Quels conseils donneriez-vous aux femmes souhaitant se lancer dans le domaine de l’IA ?

Je pense qu’il existe de nombreuses opportunités pour les femmes : elles doivent développer leurs compétences et avoir confiance en elles pour réussir.

Quels sont les problèmes les plus urgents auxquels l’IA est confrontée à mesure qu’elle évolue ?

Je crains que la communauté de l’IA ait développé autant d’initiatives de recherche axées sur des choses comme le « superalignement » qui obscurcissent les questions les plus profondes – ou en fait les bonnes – sur les valeurs ou les valeurs sur lesquelles nous essayons d’aligner l’IA. Le déploiement problématique de Google Gemini a montré la caricature qui peut résulter d’un alignement sur un ensemble restreint de valeurs des développeurs d’une manière qui a en fait conduit à des inexactitudes historiques (presque) risibles dans leurs résultats. Je pense que les valeurs de ces développeurs étaient de bonne foi, mais elles ont révélé le fait que ces grands modèles de langage sont programmés avec un ensemble particulier de valeurs qui façonneront la façon dont les gens pensent à la politique, aux relations sociales et à une variété de sujets sensibles.

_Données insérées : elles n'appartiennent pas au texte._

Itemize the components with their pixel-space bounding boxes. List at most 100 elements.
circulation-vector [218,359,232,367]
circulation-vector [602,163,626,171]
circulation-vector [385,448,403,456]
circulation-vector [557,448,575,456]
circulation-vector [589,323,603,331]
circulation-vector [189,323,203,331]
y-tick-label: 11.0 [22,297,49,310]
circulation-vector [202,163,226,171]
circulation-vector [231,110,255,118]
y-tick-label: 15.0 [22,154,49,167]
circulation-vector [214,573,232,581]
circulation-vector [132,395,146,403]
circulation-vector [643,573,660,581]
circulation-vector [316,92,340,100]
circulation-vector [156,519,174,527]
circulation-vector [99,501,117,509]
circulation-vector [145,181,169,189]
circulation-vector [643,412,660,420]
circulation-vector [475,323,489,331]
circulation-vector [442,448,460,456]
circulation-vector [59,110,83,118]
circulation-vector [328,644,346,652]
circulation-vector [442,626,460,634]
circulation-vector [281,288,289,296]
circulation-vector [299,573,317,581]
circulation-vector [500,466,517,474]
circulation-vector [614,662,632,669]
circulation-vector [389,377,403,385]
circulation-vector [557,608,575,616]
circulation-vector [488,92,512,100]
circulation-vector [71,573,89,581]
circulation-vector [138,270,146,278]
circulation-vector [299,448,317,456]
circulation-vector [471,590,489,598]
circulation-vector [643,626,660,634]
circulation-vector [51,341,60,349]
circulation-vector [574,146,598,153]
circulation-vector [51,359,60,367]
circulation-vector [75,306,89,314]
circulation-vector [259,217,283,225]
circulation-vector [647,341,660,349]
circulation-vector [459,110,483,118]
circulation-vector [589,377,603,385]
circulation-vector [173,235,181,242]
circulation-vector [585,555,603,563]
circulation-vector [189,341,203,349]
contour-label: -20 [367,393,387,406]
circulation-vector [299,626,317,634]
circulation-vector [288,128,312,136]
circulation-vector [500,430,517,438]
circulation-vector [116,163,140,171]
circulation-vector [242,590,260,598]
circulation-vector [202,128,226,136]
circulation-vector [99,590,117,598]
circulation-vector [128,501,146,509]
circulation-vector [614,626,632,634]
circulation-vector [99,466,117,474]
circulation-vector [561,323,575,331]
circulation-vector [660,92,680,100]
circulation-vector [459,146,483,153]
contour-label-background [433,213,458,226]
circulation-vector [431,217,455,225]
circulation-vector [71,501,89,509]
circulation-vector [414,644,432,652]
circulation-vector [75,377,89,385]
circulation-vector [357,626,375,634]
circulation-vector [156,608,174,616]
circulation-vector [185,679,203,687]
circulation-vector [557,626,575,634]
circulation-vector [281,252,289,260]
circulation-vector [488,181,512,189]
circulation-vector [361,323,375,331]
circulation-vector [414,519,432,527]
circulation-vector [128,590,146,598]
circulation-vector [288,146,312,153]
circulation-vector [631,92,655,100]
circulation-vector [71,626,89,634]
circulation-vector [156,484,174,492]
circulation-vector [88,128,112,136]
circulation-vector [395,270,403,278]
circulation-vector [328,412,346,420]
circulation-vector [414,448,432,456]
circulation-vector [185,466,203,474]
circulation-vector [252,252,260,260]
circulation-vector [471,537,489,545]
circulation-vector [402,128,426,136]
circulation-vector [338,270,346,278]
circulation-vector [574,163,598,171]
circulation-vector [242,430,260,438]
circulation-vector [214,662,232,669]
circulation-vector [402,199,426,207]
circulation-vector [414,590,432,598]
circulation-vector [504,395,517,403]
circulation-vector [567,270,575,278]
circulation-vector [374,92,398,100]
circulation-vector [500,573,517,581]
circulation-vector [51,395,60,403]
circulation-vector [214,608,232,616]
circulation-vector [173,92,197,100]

Ces problèmes ne relèvent pas du risque existentiel, mais créent le tissu social et confèrent un pouvoir considérable aux grandes entreprises (par exemple OpenAI, Google, Meta, etc.) qui sont responsables de ces modèles.

Quels sont les problèmes dont les utilisateurs d’IA devraient être conscients ?

À mesure que l’IA devient omniprésente, je pense que nous sommes entrés dans un monde « faire confiance mais vérifier ». C’est nihiliste de ne rien croire, mais il y a beaucoup de contenu généré par l’IA et les utilisateurs doivent vraiment être prudents quant à ce à quoi ils font instinctivement confiance. Il est bon de rechercher des sources alternatives pour vérifier l’authenticité avant de simplement supposer que tout est exact. Mais je pense que nous l’avons déjà appris avec les médias sociaux et la désinformation.

Quelle est la meilleure façon de développer l’IA de manière responsable ?

J’ai récemment écrit un article pour le Bulletin of the Atomic Scientists, qui a commencé à couvrir les armes nucléaires mais s’est adapté pour aborder les technologies perturbatrices comme l’IA. J’avais réfléchi à la façon dont les scientifiques pourraient être de meilleurs gestionnaires publics et je voulais relier certains des cas historiques que j’avais examinés dans le cadre d’un projet de livre. Non seulement je décris un ensemble d’étapes que je soutiendrais pour un développement responsable, mais j’explique également pourquoi certaines des questions posées par les développeurs d’IA sont fausses, incomplètes ou peu judicieuses.